Application of Bicuspidalized Cryopreserved Allograft Valves for the RVOT Reconstruction in Complex Cardiac Anomalies.
- Author:
Sam Sae OH
1
;
Hyun Keun CHEE
;
Jeong Ryul LEE
;
Joon Ryang RHO
;
Kyung Phill SUH
Author Information
1. Department of Thoracic and Cardiovascular Surgery Seoul National University Hospital, Seoul National University College of Medicine, Seoul National University Heart Institute, Korea.
- Publication Type:Original Article
- Keywords:
Heart valve, transplantation;
Cryopreservation;
Surgery method
- MeSH:
Allografts*;
Bicuspid*;
Child;
Cryopreservation;
Echocardiography;
Follow-Up Studies;
Heart Diseases;
Heart Septal Defects, Ventricular;
Humans;
Infant;
Infant, Newborn;
Rupture;
Tetralogy of Fallot;
Transplants
- From:The Korean Journal of Thoracic and Cardiovascular Surgery
1997;30(3):270-274
- CountryRepublic of Korea
- Language:Korean
-
Abstract:
In recent years, the use of allograft conduits in repair of congenital cardiac disease is widely accepted. Howerer, the supply of homograft is currently limiting their increased clinical application, especially small cryopreserved homografts for use in neonates and infants. We used a technique to surgically reduce the size of the more readily available large-diameter allografts, making them suitable for right ventricular outflow tract reconstruction in small infants and children.

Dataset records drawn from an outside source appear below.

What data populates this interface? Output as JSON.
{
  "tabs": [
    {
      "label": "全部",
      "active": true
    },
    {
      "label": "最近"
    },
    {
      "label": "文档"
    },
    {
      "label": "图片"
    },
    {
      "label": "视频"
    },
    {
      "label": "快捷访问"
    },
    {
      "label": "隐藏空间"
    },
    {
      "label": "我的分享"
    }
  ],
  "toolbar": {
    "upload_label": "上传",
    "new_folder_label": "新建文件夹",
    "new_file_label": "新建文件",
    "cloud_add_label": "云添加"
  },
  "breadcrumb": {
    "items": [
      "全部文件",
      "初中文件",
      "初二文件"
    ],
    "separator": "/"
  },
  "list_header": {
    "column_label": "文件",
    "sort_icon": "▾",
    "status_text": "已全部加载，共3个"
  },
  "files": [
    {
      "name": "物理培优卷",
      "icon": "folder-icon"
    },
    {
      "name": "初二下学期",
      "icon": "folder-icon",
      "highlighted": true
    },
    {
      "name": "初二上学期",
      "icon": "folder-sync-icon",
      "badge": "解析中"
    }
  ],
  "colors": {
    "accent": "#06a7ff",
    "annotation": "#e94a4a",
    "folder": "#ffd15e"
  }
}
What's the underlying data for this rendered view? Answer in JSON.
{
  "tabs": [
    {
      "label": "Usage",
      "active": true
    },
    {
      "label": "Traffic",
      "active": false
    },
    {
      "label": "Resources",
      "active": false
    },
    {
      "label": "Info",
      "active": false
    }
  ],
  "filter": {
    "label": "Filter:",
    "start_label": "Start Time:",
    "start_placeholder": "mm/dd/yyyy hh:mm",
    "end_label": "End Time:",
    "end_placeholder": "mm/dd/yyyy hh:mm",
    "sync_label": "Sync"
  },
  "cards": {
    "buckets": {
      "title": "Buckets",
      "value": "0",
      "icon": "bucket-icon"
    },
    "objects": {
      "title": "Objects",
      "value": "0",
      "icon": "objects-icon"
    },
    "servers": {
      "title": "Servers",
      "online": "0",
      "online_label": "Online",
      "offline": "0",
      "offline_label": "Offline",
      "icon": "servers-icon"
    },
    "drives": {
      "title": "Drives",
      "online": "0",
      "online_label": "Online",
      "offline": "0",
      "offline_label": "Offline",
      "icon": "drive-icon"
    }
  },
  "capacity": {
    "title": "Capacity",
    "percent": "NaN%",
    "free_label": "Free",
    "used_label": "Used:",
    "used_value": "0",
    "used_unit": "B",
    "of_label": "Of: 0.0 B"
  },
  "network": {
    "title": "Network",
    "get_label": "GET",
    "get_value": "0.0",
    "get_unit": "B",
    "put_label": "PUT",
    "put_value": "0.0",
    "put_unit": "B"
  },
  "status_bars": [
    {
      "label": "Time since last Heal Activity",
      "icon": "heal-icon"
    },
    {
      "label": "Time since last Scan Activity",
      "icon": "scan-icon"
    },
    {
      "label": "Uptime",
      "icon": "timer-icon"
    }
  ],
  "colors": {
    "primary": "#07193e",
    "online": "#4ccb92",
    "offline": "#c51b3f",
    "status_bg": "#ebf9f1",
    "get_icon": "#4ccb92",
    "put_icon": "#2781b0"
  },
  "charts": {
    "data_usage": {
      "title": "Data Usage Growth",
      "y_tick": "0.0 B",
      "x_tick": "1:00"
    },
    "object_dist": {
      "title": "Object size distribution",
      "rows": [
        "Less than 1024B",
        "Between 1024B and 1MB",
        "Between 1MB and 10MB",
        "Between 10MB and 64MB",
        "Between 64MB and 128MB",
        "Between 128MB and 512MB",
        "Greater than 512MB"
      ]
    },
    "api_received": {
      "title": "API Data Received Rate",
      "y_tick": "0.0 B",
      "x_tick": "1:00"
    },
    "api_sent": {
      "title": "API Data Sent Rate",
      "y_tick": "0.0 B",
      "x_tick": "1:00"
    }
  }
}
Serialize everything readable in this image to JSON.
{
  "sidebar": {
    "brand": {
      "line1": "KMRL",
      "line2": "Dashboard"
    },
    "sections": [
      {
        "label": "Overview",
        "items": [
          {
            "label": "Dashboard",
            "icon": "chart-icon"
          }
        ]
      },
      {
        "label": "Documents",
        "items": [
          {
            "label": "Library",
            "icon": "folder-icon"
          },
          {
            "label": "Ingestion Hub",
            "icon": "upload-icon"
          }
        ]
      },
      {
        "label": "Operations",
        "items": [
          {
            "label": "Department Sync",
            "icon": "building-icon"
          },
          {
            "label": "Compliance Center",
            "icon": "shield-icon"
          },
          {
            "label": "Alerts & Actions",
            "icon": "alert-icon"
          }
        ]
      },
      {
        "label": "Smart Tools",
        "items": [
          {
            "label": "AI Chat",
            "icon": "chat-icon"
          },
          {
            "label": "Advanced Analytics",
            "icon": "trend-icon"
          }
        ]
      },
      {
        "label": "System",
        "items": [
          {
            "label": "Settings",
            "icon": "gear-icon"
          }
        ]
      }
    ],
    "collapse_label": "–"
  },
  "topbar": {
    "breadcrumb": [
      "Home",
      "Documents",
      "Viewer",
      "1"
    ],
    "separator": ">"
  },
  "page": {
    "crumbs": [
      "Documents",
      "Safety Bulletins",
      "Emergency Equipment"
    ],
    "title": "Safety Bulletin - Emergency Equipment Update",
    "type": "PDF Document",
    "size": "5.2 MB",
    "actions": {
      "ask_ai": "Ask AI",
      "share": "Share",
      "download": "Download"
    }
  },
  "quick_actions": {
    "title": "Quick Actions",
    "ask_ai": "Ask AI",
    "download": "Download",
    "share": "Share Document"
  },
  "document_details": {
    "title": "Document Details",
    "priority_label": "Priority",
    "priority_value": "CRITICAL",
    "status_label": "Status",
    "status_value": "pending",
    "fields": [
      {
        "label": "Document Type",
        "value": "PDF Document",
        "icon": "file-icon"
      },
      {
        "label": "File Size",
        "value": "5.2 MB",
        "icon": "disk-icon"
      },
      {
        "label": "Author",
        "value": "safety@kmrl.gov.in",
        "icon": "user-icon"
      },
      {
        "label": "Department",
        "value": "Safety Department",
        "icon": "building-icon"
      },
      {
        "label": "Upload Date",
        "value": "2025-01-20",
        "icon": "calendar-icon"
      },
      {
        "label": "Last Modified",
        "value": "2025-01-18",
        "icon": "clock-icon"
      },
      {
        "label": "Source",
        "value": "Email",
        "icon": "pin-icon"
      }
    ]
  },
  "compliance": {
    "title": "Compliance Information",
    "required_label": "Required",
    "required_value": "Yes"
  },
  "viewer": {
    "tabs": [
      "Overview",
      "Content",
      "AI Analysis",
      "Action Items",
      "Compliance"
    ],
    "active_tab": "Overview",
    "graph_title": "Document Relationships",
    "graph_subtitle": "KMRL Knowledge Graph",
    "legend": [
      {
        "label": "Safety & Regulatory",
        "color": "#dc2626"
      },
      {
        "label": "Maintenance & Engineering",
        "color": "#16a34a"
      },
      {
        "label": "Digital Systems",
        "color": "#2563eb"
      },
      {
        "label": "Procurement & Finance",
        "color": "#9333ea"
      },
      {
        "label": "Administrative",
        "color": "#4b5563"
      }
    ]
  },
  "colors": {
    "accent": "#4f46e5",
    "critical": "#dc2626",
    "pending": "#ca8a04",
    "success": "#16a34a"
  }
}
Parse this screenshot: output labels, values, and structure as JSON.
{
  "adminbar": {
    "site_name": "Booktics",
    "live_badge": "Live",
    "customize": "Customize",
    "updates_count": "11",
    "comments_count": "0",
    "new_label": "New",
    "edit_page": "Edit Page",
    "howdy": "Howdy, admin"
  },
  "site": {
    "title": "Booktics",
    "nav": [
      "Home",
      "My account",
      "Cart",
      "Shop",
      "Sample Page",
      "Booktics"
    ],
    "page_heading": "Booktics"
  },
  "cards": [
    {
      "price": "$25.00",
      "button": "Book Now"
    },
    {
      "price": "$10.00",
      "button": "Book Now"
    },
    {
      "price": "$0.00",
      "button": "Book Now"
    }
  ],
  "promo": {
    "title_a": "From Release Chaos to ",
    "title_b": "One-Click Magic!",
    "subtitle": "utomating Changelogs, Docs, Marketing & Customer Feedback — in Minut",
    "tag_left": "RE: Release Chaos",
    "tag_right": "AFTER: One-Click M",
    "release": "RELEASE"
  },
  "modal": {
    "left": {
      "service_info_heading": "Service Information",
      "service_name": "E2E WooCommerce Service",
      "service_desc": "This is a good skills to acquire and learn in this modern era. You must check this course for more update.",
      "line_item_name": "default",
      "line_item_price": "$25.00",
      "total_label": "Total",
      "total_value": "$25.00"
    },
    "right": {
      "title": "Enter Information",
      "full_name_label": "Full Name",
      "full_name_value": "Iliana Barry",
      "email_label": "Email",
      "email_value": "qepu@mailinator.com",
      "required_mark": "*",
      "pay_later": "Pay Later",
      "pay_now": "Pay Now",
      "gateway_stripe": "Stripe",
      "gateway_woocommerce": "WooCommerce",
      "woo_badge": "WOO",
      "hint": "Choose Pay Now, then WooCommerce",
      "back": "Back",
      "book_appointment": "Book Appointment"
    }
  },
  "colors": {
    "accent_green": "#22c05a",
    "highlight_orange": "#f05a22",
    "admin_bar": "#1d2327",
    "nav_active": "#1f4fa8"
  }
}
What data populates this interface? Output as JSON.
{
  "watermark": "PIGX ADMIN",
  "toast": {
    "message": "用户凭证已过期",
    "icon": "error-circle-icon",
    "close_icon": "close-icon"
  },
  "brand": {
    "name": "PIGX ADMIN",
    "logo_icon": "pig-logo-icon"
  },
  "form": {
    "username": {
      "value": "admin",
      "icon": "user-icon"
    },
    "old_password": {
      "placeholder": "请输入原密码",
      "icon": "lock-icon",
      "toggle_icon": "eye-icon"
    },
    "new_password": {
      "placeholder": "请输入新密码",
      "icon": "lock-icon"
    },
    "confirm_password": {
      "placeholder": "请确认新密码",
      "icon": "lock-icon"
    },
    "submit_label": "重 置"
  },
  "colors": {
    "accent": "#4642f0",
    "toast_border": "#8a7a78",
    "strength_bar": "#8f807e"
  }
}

From December 1994 to March 1996, a total of 11 patients ranging in age from 10 months to 6 years (mean age, 27.3 months) and ranging in weight from 5.6 to 18.5 kg (mean 11.5 kg) underwent reconstruction of the right ventricular outflow tract using this surgical technique (pulmonary atresia with ventricular septal defect, 9 cases; tetralogy of Fallot, 2 cases). The diameter after downsizing ranged from 14 to 19 mm with a mean of 16.8 mm. There was one operative death due to rupture of the infected homograft. Evaluation of these patients between 2 and 15 months(mean 6.9 months) after homograft implantation reveals excellent clinical and echocardiographic results. There were no significant homograft insufficiency and RVOT obstructions. Although a longer follow-up is certainly required to evaluate the long term fate of the surgically modified bicuspid homografts, we believe that this technique may represent a valuable therapeutic alternative, at least in the short term, to the use of synthetic grafts when an appropriately sized homograft is not available.